Kevin Spencer said:
Okay, let me start out by saying that I am a programmer, and that I
have been developing software for over a dozen years in half a dozen
languages, using virtually all of the technologies that exist until
very recently (including networking software that employs Pipes,
Sockets, TCP, UDP, FTP, HTTP, SMTP, NNTP, and one or 2 others I don't
recall).
Then you should quite familiar with the RFCs that define e-mail systems,
like SMTP, such as RFC 2822 which defines Internet Message Format (and
the headers that are contained within the *data* created by the user and
sent during the DATA command). You should even be familiar enough with
the RFCs to know where you can go look them up to verify or disprove my
claim that the headers you mention are completely OPTIONAL.
The RFCs do not define what constitutes SPAM.

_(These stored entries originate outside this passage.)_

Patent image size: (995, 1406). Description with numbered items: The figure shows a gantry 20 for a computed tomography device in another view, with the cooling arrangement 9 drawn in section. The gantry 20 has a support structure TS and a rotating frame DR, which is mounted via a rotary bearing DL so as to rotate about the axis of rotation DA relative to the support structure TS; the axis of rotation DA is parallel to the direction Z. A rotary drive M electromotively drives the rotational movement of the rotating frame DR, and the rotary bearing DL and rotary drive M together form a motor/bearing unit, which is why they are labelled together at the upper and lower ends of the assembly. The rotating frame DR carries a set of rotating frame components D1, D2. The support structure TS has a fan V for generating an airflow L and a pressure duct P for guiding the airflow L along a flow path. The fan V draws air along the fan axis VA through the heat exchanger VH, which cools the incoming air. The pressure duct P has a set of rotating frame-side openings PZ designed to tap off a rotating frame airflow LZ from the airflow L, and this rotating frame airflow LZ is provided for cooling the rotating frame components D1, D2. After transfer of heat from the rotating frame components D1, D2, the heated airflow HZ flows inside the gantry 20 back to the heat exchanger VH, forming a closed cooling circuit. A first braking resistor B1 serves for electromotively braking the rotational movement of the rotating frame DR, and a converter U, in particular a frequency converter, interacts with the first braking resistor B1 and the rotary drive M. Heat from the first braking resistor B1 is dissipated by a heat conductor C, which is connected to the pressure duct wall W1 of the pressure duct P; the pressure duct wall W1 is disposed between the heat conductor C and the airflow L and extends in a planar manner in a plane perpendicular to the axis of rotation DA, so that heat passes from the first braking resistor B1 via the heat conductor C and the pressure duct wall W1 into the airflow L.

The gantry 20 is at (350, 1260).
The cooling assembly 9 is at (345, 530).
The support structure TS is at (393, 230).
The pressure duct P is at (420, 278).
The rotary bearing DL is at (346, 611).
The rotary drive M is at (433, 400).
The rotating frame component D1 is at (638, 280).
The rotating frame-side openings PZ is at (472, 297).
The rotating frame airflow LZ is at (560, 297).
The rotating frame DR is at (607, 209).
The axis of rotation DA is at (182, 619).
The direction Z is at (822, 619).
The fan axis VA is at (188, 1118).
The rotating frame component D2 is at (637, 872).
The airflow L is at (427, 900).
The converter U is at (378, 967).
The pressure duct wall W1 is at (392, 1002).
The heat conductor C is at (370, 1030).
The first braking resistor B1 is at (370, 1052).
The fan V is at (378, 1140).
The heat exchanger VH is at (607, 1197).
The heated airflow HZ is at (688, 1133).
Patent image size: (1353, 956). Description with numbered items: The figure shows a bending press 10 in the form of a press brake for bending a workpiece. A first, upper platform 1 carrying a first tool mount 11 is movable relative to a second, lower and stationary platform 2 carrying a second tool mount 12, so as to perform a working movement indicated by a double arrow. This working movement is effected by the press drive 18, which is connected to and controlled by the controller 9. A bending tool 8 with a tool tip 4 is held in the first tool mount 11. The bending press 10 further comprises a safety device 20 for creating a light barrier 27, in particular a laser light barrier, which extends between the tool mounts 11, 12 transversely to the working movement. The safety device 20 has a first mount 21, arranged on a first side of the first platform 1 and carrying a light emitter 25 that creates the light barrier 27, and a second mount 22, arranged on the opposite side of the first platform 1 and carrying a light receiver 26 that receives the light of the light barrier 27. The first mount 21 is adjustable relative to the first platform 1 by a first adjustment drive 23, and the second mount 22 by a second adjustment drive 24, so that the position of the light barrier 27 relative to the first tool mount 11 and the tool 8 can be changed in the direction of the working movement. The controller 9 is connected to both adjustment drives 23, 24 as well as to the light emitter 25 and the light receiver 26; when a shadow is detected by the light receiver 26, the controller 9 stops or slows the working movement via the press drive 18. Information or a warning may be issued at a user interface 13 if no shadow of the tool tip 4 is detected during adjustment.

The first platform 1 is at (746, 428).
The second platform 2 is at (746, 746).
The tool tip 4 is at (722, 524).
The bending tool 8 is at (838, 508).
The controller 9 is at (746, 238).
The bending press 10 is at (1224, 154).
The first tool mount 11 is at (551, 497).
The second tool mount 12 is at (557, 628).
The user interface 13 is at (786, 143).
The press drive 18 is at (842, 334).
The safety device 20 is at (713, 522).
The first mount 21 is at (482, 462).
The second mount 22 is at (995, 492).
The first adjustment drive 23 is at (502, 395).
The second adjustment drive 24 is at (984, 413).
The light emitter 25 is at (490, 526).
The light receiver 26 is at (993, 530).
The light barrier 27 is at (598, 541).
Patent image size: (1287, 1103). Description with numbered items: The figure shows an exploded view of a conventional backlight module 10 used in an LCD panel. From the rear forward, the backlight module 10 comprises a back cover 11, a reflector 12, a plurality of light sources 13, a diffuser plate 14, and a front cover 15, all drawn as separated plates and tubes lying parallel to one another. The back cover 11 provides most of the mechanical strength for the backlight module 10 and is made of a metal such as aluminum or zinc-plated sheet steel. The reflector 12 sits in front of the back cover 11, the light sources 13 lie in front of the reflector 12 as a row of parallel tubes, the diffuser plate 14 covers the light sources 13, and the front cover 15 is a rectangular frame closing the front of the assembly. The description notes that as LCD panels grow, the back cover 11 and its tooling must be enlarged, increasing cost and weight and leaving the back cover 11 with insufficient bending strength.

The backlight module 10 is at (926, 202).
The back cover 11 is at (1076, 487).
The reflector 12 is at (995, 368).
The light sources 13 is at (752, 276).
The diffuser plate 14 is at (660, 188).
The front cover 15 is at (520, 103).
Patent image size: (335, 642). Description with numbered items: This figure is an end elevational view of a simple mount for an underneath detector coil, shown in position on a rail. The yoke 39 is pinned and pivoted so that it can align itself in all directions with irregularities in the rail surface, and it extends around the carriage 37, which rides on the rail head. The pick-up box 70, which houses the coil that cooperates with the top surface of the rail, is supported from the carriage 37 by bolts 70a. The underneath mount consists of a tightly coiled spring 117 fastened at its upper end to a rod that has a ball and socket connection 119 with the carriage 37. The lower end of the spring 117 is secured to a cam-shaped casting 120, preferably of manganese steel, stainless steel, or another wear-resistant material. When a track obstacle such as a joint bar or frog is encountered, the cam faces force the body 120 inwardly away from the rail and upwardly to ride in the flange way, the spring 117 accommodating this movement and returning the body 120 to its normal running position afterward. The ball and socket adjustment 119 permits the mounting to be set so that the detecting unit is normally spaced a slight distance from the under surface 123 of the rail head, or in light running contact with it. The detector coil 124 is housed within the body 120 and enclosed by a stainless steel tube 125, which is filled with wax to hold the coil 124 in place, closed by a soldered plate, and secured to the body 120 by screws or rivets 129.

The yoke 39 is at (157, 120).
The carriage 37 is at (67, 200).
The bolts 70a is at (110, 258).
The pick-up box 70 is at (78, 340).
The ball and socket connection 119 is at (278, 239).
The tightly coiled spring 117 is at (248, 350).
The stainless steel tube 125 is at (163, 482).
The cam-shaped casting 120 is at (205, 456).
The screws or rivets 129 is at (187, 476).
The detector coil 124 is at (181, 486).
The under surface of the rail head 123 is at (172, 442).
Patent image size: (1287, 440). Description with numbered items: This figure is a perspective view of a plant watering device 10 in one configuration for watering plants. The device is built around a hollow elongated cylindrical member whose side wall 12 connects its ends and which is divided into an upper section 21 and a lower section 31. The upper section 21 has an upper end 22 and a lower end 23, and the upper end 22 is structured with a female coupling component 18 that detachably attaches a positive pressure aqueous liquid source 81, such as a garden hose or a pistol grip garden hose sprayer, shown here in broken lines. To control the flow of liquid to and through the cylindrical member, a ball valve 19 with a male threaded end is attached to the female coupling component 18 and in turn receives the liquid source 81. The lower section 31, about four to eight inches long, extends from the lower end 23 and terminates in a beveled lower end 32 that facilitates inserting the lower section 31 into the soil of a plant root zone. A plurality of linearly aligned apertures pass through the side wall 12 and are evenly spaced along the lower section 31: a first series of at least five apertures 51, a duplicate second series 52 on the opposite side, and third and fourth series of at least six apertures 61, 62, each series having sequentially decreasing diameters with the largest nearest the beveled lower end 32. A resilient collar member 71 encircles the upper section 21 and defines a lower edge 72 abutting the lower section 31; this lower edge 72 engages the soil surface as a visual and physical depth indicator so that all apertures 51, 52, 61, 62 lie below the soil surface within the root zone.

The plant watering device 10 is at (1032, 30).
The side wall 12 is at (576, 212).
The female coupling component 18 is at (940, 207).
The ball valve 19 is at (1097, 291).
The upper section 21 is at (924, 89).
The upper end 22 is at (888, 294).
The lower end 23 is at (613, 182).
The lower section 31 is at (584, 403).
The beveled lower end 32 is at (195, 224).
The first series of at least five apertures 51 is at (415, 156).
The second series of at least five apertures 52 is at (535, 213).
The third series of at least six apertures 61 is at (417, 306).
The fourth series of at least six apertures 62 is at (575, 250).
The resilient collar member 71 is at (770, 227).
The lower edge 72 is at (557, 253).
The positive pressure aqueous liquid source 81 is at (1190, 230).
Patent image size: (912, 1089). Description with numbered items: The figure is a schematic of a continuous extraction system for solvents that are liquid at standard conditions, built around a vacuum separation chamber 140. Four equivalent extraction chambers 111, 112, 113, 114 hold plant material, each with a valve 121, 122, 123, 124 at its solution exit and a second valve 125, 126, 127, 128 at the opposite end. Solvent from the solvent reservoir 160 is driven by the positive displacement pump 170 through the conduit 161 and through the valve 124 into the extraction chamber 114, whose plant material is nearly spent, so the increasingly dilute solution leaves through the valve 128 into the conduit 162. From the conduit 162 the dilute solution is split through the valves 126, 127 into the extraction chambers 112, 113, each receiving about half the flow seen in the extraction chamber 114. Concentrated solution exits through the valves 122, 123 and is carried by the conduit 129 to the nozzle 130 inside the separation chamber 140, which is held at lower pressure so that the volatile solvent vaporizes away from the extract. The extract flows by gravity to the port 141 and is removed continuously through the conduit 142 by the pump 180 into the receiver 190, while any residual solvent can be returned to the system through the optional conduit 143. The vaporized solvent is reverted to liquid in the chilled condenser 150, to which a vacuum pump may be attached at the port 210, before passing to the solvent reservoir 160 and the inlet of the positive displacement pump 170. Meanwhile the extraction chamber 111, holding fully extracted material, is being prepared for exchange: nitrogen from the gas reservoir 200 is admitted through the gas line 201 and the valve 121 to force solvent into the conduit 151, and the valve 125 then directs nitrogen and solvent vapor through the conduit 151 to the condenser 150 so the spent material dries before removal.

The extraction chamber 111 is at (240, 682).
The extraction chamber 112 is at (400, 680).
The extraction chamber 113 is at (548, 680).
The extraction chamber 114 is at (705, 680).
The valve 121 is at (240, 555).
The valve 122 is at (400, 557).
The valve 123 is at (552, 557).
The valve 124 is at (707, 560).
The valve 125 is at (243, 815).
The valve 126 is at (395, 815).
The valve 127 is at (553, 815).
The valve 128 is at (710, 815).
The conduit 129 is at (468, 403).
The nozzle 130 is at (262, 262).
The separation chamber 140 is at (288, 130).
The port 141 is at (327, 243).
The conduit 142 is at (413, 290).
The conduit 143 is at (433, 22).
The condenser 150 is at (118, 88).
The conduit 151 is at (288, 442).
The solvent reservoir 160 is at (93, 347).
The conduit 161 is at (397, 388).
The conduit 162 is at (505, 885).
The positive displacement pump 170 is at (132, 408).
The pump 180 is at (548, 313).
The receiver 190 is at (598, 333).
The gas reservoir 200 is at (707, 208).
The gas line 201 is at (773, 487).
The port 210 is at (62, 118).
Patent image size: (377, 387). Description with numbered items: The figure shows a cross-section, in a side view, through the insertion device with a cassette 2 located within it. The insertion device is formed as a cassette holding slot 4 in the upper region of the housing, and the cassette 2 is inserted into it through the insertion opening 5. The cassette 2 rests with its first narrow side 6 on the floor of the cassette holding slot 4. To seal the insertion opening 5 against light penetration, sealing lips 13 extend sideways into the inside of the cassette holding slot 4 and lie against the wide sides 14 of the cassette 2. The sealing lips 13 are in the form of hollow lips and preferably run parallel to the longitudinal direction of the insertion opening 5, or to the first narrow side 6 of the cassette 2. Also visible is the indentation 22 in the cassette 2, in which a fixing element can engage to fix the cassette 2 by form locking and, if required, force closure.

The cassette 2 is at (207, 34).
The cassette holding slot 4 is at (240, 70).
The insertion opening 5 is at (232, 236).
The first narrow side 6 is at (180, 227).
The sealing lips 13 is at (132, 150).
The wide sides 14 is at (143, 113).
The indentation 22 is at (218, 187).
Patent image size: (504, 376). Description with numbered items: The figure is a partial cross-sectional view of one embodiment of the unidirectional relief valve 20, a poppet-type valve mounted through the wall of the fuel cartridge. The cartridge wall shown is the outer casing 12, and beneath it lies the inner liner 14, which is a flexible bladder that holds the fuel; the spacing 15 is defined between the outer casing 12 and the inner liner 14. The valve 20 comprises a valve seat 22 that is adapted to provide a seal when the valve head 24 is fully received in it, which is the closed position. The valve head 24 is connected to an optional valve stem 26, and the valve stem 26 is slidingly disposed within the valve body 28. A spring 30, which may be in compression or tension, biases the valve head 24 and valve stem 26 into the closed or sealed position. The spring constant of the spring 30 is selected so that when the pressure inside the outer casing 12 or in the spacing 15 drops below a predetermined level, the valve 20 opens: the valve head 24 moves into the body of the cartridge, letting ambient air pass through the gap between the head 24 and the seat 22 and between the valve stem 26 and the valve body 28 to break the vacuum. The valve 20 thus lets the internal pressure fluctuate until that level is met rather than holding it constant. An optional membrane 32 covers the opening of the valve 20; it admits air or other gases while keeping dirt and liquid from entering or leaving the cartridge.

Boy, did you go off on a tangent. I didn't say the RFCs define spam. I
said that they state that the To, Cc, Bcc, and Subject headers are
OPTIONAL. That is still nothing to do with spam! They are optional,
period! Their absence does NOT constitute a definition of spam (as
being unsolicited BULK mailings).
YOU are the one claiming that blank To, Cc, and Subject headers qualify
an e-mail as spam. Not true as those headers are optional. Those
headers are also not used in routing the mail but are *data* sent in the
DATA command to the SMTP server. The aggregated list of recipients is
used by the e-mail client to issue RCPT-TO commands to the SMTP server
and *those* are what get used to specify the recipients.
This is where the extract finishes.